I heard a radio broadcast about a pregnant manatee. They squeezed the pre-recorded segment into the Tuesday evening classical music block. I was tuned in to catch the Boston Orchestra play a Mahler symphony while I cleaned out my refrigerator. The one where they use the giant mallet. The story played during a station break after the second movement.

A monotone newscaster explained that a pregnant West Indian manatee, for reasons unknown, had strayed from its normal migratory patterns and traveled from Monroe County, Florida all the way up to Cape Cod. A rescue team had been alerted to its presence by some means left to the imagination, and initiated capture efforts to preclude hypothermia from the frigid northern waters. Despite their deceptive size, the reporter intoned, manatees carry very little body fat, and thus require the warm temperatures of their native homes. He related these facts with all the fanfare of someone dutifully reciting elements of a shopping list back to their spouse. The wayward expectant mother was airlifted back to the Sunshine State to await a fate unknown.

The newscaster signed off, the oboe kicked in. I stood stock-still, a tub of aging potato salad in one hand and a spray bottle of disinfectant in the other.


            The pregnant manatee has been swimming through my mind. Her image surfaces from the mottled green depths at irregular intervals, perforating the calm waters of my day-to-day as she drives purposefully toward her destination.

Scouring the radio station’s website for the broadcast, I used an old atlas to try to follow her path up the coast. I replayed the soundbite from memory, closing my eyes and pointing my FM antenna towards the past.

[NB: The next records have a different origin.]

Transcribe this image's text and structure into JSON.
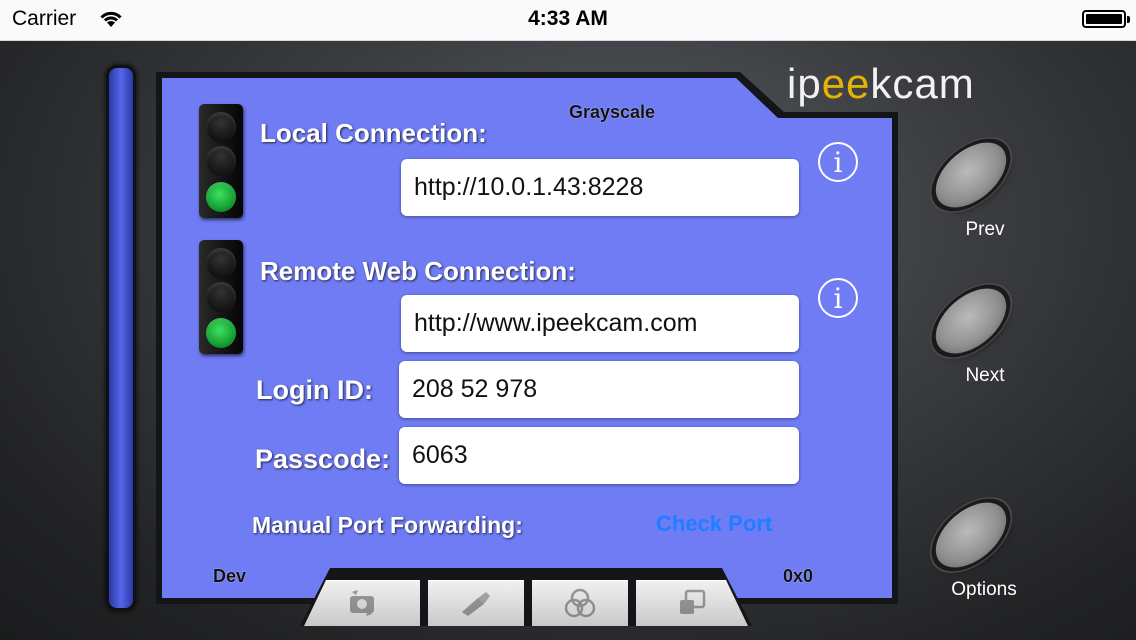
{
  "status_bar": {
    "carrier": "Carrier",
    "time": "4:33 AM"
  },
  "logo": {
    "prefix": "ip",
    "eyes": "ee",
    "suffix": "kcam"
  },
  "panel": {
    "mode": "Grayscale",
    "local": {
      "label": "Local Connection:",
      "url": "http://10.0.1.43:8228",
      "status": "green"
    },
    "remote": {
      "label": "Remote Web Connection:",
      "url": "http://www.ipeekcam.com",
      "status": "green"
    },
    "login": {
      "label": "Login ID:",
      "value": "208 52 978"
    },
    "passcode": {
      "label": "Passcode:",
      "value": "6063"
    },
    "port_forwarding": {
      "label": "Manual Port Forwarding:",
      "check_label": "Check Port"
    },
    "dev_label": "Dev",
    "resolution": "0x0",
    "info_glyph": "i"
  },
  "side_buttons": {
    "prev": "Prev",
    "next": "Next",
    "options": "Options"
  },
  "tabs": [
    {
      "icon": "switch-camera-icon"
    },
    {
      "icon": "flashlight-icon"
    },
    {
      "icon": "color-filter-icon"
    },
    {
      "icon": "resize-window-icon"
    }
  ],
  "colors": {
    "panel": "#6f7cf4",
    "link": "#1e7fff",
    "status_green": "#1fbf3f"
  }
}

My dog-eared journal from that day included the following:

  • Columbus was the first to describe manatees in the Western historical canon. He mistook them for mermaids, drifting gray and massive beside the baleful fleet
  • A manatee traveling to give birth; a man traveling to deliver death: two entries in the bottomless myth of the Atlantic
  • Mahler composed from huts by the sea. Could he have dredged some meaning from the depths?
  • Dry cleaners, credit card bill


Manatees, mallets, entwined and drifting across the gentle radio waves. I never found the broadcast, but still now I wonder: Who on this blue planet couldn’t find a role in that story?  For me it changes every day.

Sometimes I can’t help but feel like someone or something is lifting me inexorably upward, whispering assurances, promising to drop me off somewhere I’m told I’m supposed to be. Other days anyone listening knows I’m rolling my eyes, even if they can’t see my face. Still other days – the best days – I’m walking the beach in galoshes and a yellow raincoat buttoned to the neck, frigid in the Massachusetts morning, gesturing wildly out to sea. Whoever I am, I’m always there.